Zane fermò il compagno, serrandolo in una ferrea stretta. «Amico mio, non fare pazzie!».
«Dannazione, lasciami! Lasciami o giuro che dopo farò fuori anche te per avermi impedito di ucciderlo prima!».
«Non ascoltarlo!».
«È riuscito a convincere anche te con le sue insulse chiacchiere? È così?».
«Affatto» lo rassicurò il Ministro di Ennon, senza allentare la presa «Ma devi capire che si tratta di un argomento delicato che non posso trattare a mani nude. Occorre tempo e bisogna ragionarci. Sono tenuto a farlo. Lo devo a Roan e ad Isolde. Non me lo perdonerei se commettessi ancora lo stesso errore».

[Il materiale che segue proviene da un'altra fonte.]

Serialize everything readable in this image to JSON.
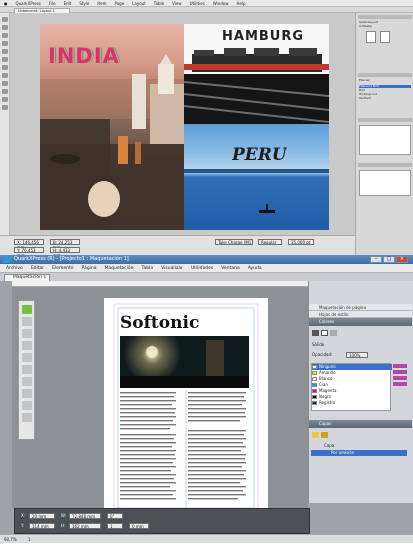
{
  "top_window": {
    "menubar": [
      "QuarkXPress",
      "File",
      "Edit",
      "Style",
      "Item",
      "Page",
      "Layout",
      "Table",
      "View",
      "Utilities",
      "Window",
      "Help"
    ],
    "tab_label": "Unbenannt: Layout 1",
    "page_titles": {
      "india": "INDIA",
      "hamburg": "HAMBURG",
      "peru": "PERU"
    },
    "right_panel_rows": [
      "Seitenlayout",
      "A-Master",
      "Ebenen",
      "Titel und Bild",
      "Bild",
      "Hintergrund",
      "Textfeld"
    ],
    "measure_fields": [
      "X: 146,456 mm",
      "Y: 76,453 mm",
      "B: 24,253 mm",
      "H: 4,433 mm",
      "Take Charge (M1)",
      "Regular",
      "35,000 pt"
    ]
  },
  "bottom_window": {
    "title": "QuarkXPress (R) - [Projecto1 : Maquetación 1]",
    "window_controls": [
      "–",
      "□",
      "×"
    ],
    "menubar": [
      "Archivo",
      "Editar",
      "Elemento",
      "Página",
      "Maquetación",
      "Tabla",
      "Visualizar",
      "Utilidades",
      "Ventana",
      "Ayuda"
    ],
    "tab_label": "Maquetación 1",
    "page_heading": "Softonic",
    "body_text": "Lorem ipsum dolor sit amet consectetur adipiscing elit sed do eiusmod tempor incididunt ut labore et dolore magna aliqua",
    "panels": {
      "page_layout": "Maquetación de página",
      "style_sheets": "Hojas de estilo",
      "colors": "Colores",
      "color_mode": "Sólido",
      "opacity_label": "Opacidad:",
      "opacity_value": "100%",
      "layers": "Capas",
      "layer_name": "Capa",
      "layer_default": "Por omisión"
    },
    "swatches": [
      {
        "name": "Ninguno",
        "color": "#ffffff",
        "selected": true
      },
      {
        "name": "Amarillo",
        "color": "#f5e400"
      },
      {
        "name": "Blanco",
        "color": "#ffffff"
      },
      {
        "name": "Cian",
        "color": "#00a9e6"
      },
      {
        "name": "Magenta",
        "color": "#e0007a"
      },
      {
        "name": "Negro",
        "color": "#111111"
      },
      {
        "name": "Registro",
        "color": "#222222"
      }
    ],
    "measure": {
      "x_label": "X:",
      "x_value": "20 mm",
      "y_label": "Y:",
      "y_value": "114 mm",
      "w_label": "W:",
      "w_value": "72,848 mm",
      "h_label": "H:",
      "h_value": "162 mm",
      "angle_value": "0°",
      "cols_value": "1",
      "inset_value": "0 mm"
    },
    "status": {
      "zoom": "90,7%",
      "page": "1"
    }
  }
}
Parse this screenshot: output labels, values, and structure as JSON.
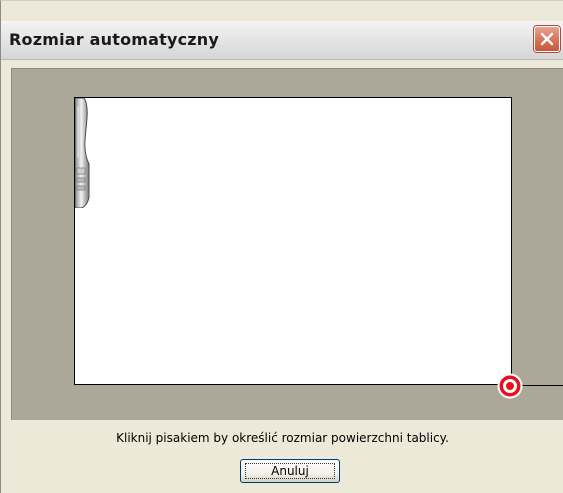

«È l’amore che parla per te, Kasimir» disse Howel con tono pacato, nel tentativo di riportare la calma nel Consiglio «Ma l’amore ti impedisce di vedere con lucidità ciò che davvero conta».
«Sono vivi, è l’unica cosa che conta!».
Scosse la testa «Questa non è vita. Non è una vita che valga la pena di essere vissuta. Dobbiamo porre fine a questa carneficina. Morèa lo farà, con il vostro consenso o meno».
«È una minaccia? Inneggi alla guerra civile? Il sangue versato da Kalendor non ti è bastato?».
«Oh, non sta certo a te ricordarmi le atrocità che si sono susseguite tra queste mura. Bada bene, Kasimir, che tu sai cose che io ho visto molto prima della tua nascita. Non fare finta di non sapere quale sia la verità, solo perché è stato più facile diffondere la bugia. Io ricordo perfettamente un esercito che non poteva morire schierato contro un popolo che si era già arreso. E ricordo figli che uccidevano le madri, mogli che uccidevano mariti e fratelli che cessavano di essere fratelli solo perché così era stato loro ordinato e non possedevano più la libertà o il raziocinio per scegliere di fermarsi. Questo io ricordo di Kalendor e molto altro, ma non lo condividerò con te fino a quando non avrai intelletto sufficiente per comprendere». 
Quel pomeriggio la seduta si concluse con un voto a favore, tre contrari e uno nullo.